Mary DeMuth recently sent me a copy of her new book, Thin Places. I knew it was a memoir, but beyond that really had no idea what to expect. So far I've only been able to steal away enough moments to read the introduction and already I'm enthralled. Mary describes thin places as "those times where the division between this world and the eternal fades; snatches of holy ground, tucked into the corners of our world, where we might just catch a glimpse of eternity." Check back here in the coming weeks (or maybe months - I'm a very slow reader) as I'm sure I'll have more to share about the book later.

In the meantime, I received an interesting invitation this week, asking me to share with you my own "thin place" story, a time when God burst through my life to remind me of His presence or reassure me of His reality. The story was to be exactly 259 words long. If you know my writing, you probably know that limited word counts are the hardest writing challenges for me!

Why such a specific word count? This is the retail price of a new Kindle, the contest prize for the winning essay submitted. Please join me for your chance to win a Kindle by sharing your thin place story too! (Head on over to for details.)

This story describing my journey in the spring/summer of 1994, started out at over 500 words. Even then I felt like I was leaving out important details, but I finally got it down to the exact 259. So here we go...

“I should drive across the median. I've failed at everything. They would be better off without me.” These mocking thoughts no longer frightened me.
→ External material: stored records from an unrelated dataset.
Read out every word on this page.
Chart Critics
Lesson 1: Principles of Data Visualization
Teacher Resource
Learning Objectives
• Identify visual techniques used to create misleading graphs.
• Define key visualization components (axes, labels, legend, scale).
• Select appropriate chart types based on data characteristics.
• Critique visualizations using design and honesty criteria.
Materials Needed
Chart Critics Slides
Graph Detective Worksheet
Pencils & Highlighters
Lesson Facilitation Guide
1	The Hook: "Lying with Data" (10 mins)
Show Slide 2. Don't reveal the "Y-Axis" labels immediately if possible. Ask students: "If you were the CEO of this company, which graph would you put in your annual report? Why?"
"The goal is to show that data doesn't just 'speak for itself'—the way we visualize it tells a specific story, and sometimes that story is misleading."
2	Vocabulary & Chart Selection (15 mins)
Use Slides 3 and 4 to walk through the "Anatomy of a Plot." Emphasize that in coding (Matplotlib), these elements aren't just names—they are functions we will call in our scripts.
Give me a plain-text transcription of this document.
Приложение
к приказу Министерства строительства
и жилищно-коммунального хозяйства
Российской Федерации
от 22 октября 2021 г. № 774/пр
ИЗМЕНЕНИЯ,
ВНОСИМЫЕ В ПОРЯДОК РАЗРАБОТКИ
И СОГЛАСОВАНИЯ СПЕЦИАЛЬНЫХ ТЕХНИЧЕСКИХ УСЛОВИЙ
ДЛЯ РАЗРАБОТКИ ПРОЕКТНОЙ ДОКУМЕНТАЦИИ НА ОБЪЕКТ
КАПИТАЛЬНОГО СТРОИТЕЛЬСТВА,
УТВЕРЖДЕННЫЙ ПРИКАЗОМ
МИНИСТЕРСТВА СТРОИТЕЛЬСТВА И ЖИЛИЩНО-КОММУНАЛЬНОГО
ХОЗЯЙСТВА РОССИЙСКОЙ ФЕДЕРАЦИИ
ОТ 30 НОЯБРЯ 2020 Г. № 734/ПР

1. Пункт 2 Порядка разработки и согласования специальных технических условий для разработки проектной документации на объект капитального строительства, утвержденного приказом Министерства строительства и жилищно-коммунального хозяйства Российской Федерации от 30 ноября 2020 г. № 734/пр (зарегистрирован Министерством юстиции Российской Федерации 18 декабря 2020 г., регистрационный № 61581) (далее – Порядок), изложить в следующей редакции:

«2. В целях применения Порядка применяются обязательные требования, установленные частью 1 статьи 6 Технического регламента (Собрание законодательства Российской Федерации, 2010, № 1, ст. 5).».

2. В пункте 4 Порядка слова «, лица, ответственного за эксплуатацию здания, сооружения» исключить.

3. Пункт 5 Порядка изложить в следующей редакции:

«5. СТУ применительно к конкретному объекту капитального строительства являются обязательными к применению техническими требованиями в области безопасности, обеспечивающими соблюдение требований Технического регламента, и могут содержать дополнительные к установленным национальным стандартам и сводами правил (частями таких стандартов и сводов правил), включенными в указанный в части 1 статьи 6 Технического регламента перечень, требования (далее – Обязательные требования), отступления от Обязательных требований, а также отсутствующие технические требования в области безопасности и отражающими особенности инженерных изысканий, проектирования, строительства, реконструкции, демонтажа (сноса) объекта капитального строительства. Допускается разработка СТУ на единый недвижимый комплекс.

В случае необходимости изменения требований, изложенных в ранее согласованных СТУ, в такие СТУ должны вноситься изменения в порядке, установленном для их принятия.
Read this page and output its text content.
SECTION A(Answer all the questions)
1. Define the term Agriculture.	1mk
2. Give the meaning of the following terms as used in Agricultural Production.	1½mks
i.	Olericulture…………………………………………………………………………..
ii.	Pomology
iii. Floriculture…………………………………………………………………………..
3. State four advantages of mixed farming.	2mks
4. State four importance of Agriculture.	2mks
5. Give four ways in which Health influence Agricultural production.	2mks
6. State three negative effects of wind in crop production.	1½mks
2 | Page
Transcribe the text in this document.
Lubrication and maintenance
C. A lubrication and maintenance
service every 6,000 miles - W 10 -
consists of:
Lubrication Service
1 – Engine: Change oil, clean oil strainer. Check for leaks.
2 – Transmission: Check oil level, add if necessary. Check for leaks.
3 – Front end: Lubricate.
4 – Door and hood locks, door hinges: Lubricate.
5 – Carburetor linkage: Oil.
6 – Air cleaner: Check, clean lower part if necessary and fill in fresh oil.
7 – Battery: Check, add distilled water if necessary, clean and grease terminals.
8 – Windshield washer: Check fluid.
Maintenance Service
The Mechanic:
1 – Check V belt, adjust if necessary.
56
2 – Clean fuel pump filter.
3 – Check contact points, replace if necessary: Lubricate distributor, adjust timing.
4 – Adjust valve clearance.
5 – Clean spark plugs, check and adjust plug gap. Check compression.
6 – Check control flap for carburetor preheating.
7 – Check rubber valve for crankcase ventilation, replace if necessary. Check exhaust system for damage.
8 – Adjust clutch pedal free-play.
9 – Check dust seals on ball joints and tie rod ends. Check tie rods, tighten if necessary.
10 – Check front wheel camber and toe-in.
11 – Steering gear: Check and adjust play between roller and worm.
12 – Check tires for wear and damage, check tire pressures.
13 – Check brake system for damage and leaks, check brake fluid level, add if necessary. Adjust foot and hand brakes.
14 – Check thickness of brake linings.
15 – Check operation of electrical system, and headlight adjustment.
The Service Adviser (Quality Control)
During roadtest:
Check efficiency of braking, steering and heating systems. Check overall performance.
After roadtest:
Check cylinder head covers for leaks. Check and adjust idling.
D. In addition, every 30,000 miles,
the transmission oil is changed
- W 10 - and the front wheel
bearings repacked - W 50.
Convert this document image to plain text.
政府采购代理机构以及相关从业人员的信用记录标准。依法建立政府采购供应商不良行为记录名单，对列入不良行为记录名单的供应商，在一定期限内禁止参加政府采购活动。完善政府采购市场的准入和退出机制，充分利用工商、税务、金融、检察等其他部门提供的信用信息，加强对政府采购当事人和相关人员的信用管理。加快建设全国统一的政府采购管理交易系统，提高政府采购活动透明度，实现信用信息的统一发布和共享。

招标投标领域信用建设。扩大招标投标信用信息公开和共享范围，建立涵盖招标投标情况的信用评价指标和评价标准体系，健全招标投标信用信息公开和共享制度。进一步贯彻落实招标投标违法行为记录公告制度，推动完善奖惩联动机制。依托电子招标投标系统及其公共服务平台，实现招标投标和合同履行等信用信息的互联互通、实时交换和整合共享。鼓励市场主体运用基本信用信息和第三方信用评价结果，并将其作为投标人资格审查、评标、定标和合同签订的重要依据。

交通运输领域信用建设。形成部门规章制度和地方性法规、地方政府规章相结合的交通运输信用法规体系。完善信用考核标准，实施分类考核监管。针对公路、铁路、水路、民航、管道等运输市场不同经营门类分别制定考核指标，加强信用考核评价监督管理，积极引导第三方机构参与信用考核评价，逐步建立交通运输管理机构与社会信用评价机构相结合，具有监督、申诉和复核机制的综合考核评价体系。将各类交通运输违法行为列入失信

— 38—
My health failed first. I dropped out of school. Our business tottered on the bring of bankruptcy. Yet none of these were my greatest disappointment.

Two years of yearning for the fulfillment of dreams I had carried since my earliest memories left me disillusioned. “Lord, we are serving you in every way we know how. Don't you promise the desires of our hearts?”

I flung my Bible across the room. Remorseful, I ran to find it open to 1 Samuel.

“Not funny, Lord!” I hated Hannah's story. How could He put her through years of waiting, only to bless her with a child, then take back the thing she most longed for?

I sat down to read it again, to prove to God how cruel He was. What, God never demanded Samuel of Hannah? She gave him of her own free will?

Heaven broke through the hardness of my heart, not with an audible voice, yet with words that rang loud and true, “My child, you cannot treat me according to the gifts I choose to give or withhold. I AM worthy!”

I offered works in hopes of blessing. He wanted praise for the sake of love.

We lost our business. I never earned my degree. It was five more years before we held a living miracle in our arms. But I never fantasized about driving my car into another again.